Laatste sigaar

(Bij het overlijden van schipper Jan Wester)


Mijn vader was stervende, ik werd naar huis geroepen.
Toen ik in de sterfkamer kwam riep hij blij: "Daar is mijn zoete lieve Joostje." Geen zweem van twijfel in die woorden.

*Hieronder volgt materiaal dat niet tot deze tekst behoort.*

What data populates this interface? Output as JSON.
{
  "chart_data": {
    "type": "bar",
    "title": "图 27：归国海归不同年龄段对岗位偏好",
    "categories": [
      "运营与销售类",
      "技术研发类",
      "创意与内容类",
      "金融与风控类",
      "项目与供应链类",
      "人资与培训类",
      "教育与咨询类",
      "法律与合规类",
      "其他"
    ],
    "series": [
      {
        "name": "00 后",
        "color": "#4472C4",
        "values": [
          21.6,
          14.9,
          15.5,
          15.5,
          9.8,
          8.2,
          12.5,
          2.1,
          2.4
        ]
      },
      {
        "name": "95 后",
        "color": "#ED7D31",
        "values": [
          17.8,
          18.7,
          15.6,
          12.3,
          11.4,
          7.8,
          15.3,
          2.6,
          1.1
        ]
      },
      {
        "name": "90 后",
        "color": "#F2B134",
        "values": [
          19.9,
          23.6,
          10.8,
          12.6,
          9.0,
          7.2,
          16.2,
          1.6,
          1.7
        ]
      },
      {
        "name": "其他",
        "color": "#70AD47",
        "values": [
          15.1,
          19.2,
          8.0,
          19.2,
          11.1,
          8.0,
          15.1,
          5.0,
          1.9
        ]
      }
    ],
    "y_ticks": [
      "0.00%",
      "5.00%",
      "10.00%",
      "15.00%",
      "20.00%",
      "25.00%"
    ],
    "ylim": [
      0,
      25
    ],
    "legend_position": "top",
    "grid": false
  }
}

Voor hem was ik zijn priesterzoon, zijn trots.
Een paar uur later nam hij nog een verse sigaar en voor zich heen dromend zei hij: "De buren zullen nu wel zeggen dat schipper Jan dood is."
Toen gaf hij zijn sigaar aan moeder Marijtje af, drukte iedereen tot afscheid de hand en legde zich te sterven.

 

Sigaar en man doofden tegelijk
de sigaar was uit, de man een lijk
Pijp, sigaren, maag en vrouw
waren z'n zwakte en z'n trouw.

Hij was ook schipper, had drie schuiten
en voor de dorpers reed hij vracht,
schiep boeten, hekken, heggen, straten
en als vader ook veel kroost
dan nog zuurkool die moest stinken
en keutelgroene schapenkaas
Had het druk heel zijn leven
speelde over alles mild de baas.

Na 'n halve eeuw liefhebbend sloven
stierf hij aan kanker in z'n bed
en omringd van al zijn lieven
zei hij "ik was er nog maar net."

Als zijn ogen doofden
werd zijn gelaat feeëriek
fluisterde hij opgetogen
"Ik zie Jaap en hoor muziek."

Wim Wester, 1984

Fragment uit: "Morgen ga ik naar Berlijn", op 13 maart 1984 verschenen als privé uitgave in een oplage van ca. 6 stuks gelijmde A5 kopieën van het op A4 formaat getypte manuscript.
In april 2018 in druk verschenen, zie Morgen ga ik naar Berlijn.

In het boek noemt Wim Wester zich Joost Weiste.
Vader Jan Wester overleed op 18 december 1934. De in het gedicht genoemde Jaap is de een jaar eerder overleden zoon.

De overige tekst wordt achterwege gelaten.